Page:Revue des Deux Mondes - 1848 - tome 24.djvu/123

La bibliothèque libre.
Le texte de cette page a été corrigé et est conforme au fac-similé.

Concentrée entre les mains d’un seul, elle serait restée long-temps stationnaire ; devenue publique, elle devait, au contraire, grandir et s’améliorer par le concours de tous. Il était donc nécessaire qu’elle devînt une propriété publique. Dans la séance du 15 juin 1839, le gouvernement présenta à la chambre des députés un projet de loi portant la demande d’une récompense nationale accordée aux inventeurs de la photographie, qui consentaient à rendre leurs procédés publics. A la suite des rapports remarquables de M. Arago à la chambre des députés et de M. Gay-Lussac à la chambre des pairs, la convention provisoire conclue entre le ministre de l’intérieur et MM. Daguerre et Niepce fils fut convertie en loi. On accorda une pension viagère de 6000 francs à M. Daguerre, et une pension de 4000 francs à M. Niepce fils. Le chiffre un peu mesquin de cette rémunération s’efface évidemment devant la pensée qui l’a dictée. Nul, dans le gouvernement ni dans les chambres, n’avait prétendu payer la découverte à sa véritable valeur. Le titre de récompense nationale témoigne suffisamment que c’était là surtout un hommage solennel de la reconnaissance du pays au désintéressement et au génie des inventeurs.


II

Nous devons maintenant donner une description succincte de la méthode photographique inventée par M. Daguerre. On appréciera mieux ensuite les perfectionnemens successifs qui assurent à cette méthode un rang si élevé parmi les découvertes modernes.

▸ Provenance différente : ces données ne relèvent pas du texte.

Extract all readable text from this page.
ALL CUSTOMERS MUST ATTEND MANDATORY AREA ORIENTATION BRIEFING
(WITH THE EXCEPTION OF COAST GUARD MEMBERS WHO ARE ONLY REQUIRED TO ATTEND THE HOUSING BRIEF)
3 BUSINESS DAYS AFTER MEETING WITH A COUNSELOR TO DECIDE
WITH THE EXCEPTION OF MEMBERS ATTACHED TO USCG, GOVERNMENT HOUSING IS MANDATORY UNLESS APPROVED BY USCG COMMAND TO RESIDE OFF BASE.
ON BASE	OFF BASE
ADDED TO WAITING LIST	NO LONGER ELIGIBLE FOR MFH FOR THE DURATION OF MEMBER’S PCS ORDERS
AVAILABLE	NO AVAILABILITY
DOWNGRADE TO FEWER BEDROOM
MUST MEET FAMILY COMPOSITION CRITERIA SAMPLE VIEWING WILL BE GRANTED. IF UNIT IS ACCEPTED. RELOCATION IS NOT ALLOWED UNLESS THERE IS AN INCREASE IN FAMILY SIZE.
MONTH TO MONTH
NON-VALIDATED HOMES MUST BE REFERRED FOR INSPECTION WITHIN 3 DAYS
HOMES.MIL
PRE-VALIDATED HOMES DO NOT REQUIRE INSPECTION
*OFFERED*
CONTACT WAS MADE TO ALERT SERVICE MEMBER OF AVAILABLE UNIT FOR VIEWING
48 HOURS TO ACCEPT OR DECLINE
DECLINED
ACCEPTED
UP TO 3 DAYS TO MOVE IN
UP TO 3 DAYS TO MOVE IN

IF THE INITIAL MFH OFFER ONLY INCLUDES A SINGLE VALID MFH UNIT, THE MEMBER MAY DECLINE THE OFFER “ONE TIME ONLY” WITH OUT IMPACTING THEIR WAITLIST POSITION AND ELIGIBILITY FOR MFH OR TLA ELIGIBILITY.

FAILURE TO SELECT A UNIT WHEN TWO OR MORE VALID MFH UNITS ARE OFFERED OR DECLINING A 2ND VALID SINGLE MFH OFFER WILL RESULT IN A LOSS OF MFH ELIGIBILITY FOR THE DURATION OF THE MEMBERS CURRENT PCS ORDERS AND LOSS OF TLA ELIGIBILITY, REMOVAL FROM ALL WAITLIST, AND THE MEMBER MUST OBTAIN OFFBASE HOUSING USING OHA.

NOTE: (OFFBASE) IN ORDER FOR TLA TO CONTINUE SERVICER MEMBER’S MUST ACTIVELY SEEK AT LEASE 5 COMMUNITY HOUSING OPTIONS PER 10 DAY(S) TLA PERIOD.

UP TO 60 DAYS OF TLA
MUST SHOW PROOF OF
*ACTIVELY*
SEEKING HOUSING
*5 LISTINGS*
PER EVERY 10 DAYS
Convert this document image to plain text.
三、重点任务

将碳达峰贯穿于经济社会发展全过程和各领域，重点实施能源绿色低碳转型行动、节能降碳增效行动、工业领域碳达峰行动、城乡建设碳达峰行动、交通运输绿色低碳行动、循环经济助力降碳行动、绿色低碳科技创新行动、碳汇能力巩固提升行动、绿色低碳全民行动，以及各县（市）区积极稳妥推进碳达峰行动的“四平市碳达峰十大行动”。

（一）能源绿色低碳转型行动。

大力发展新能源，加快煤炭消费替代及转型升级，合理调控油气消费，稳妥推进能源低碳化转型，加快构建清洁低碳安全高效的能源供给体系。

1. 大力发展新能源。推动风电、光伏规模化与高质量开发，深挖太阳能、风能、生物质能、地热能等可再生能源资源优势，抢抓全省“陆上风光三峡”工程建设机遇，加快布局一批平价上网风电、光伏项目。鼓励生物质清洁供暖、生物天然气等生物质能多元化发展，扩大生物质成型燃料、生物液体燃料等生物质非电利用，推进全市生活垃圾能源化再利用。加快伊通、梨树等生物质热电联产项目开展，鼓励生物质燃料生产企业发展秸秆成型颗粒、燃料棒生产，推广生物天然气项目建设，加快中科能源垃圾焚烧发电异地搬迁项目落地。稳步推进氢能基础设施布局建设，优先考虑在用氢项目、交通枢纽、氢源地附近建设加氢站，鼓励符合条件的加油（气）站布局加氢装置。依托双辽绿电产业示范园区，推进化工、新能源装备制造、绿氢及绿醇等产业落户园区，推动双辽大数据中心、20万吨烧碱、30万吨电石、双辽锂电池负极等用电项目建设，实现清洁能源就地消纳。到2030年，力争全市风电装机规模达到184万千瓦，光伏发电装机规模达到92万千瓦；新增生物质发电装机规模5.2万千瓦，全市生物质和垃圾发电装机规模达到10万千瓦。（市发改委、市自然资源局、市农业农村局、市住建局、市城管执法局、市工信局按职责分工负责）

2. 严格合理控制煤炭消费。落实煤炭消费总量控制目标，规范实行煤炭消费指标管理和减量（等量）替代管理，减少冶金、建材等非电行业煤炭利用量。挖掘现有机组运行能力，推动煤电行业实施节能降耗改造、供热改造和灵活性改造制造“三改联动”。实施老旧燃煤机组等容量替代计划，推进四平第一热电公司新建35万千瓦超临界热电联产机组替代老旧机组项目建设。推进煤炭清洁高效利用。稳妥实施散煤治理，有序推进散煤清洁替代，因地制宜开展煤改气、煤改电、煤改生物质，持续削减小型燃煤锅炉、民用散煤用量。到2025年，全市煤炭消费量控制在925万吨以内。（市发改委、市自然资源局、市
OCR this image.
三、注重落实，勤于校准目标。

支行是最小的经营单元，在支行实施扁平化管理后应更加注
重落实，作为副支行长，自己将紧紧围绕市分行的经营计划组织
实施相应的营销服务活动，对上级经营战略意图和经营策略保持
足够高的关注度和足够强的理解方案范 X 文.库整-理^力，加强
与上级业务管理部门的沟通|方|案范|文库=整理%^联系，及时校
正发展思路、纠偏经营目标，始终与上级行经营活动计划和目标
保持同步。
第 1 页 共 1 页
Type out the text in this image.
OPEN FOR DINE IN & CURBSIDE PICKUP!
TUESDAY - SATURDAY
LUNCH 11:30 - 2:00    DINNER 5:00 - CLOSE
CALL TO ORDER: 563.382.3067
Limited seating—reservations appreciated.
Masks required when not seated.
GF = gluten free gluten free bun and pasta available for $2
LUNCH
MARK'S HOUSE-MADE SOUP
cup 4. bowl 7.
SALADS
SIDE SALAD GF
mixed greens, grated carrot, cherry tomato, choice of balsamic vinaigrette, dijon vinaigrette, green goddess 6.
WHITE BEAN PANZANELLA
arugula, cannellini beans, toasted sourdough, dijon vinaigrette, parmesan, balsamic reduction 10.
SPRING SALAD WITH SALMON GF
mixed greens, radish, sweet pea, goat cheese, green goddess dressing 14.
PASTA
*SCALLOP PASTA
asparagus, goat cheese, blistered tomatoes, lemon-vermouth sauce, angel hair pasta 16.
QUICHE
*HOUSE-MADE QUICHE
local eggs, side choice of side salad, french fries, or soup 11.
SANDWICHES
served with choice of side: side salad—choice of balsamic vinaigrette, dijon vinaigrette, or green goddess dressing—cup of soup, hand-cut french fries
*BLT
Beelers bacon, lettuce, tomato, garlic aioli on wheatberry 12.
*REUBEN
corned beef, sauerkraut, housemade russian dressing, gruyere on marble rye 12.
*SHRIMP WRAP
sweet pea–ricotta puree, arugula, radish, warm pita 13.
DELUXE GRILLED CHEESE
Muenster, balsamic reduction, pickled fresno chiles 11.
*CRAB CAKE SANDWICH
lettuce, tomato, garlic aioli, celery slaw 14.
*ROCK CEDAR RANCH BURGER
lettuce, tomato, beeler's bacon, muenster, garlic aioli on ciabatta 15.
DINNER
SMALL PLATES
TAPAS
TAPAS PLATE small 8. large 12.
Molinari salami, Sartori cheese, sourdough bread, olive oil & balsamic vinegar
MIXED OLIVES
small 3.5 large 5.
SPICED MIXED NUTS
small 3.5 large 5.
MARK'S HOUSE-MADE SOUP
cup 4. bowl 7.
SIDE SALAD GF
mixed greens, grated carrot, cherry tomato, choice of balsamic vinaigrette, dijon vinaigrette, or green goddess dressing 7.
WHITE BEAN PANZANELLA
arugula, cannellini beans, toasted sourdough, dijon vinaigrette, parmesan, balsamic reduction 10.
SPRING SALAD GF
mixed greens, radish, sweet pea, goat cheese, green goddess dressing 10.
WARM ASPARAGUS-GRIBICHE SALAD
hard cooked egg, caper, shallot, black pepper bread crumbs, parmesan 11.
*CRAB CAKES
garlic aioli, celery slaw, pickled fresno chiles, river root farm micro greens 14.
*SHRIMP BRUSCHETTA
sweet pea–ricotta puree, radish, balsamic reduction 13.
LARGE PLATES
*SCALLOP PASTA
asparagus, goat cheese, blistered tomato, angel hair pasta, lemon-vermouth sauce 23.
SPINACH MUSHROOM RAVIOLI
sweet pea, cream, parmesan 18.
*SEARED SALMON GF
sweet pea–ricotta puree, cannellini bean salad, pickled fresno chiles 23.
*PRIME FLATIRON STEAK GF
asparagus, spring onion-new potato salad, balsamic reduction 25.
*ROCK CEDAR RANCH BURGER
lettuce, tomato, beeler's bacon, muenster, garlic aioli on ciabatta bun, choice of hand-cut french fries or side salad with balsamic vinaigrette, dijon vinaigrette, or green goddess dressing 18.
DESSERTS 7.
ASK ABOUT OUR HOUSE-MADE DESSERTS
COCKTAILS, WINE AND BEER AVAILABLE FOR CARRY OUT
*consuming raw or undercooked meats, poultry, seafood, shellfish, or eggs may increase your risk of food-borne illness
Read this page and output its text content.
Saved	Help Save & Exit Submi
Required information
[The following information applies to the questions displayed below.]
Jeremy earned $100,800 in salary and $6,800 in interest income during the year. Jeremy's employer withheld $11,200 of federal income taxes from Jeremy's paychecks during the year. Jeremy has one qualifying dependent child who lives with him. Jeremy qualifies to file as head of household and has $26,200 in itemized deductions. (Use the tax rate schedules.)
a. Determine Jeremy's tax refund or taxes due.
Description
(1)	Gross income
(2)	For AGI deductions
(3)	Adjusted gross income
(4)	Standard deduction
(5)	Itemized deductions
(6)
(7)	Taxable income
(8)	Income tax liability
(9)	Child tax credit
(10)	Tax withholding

Les images daguerriennes se forment, comme tout le monde le sait, à la surface d’une lame de plaqué ou cuivre recouvert d’argent. Une lame de plaqué est exposée pendant quelques minutes aux vapeurs spontanément dégagées par l’iode à la température ordinaire, elle se recouvre d’une légère couche d’iodure d’argent, et le mince voile ainsi formé présente une surface éminemment sensible à l’impression des rayons lumineux. La plaque iodée est placée alors au foyer de la chambre noire, et l’on fait arriver à sa surface l’image formée par la lentille de l’instrument. La lumière a la propriété de décomposer l’iodure d’argent : par conséquent, les parties vivement éclairées de l’image décomposent en ces points l’iodure d’argent ; les parties obscures restent, au contraire, sans action ; enfin, les espaces correspondant aux demi-teintes sont influencés selon que ces demi-teintes se rapprochent davantage des ombres ou des clairs.

Quand on la retire de la chambre obscure, la plaque ne présente encore aucune empreinte visible ; elle conserve uniformément sa teinte jaune d’or. Pour faire apparaître l’image, une autre opération est nécessaire ; la plaque doit être soumise à l’action des vapeurs du mercure.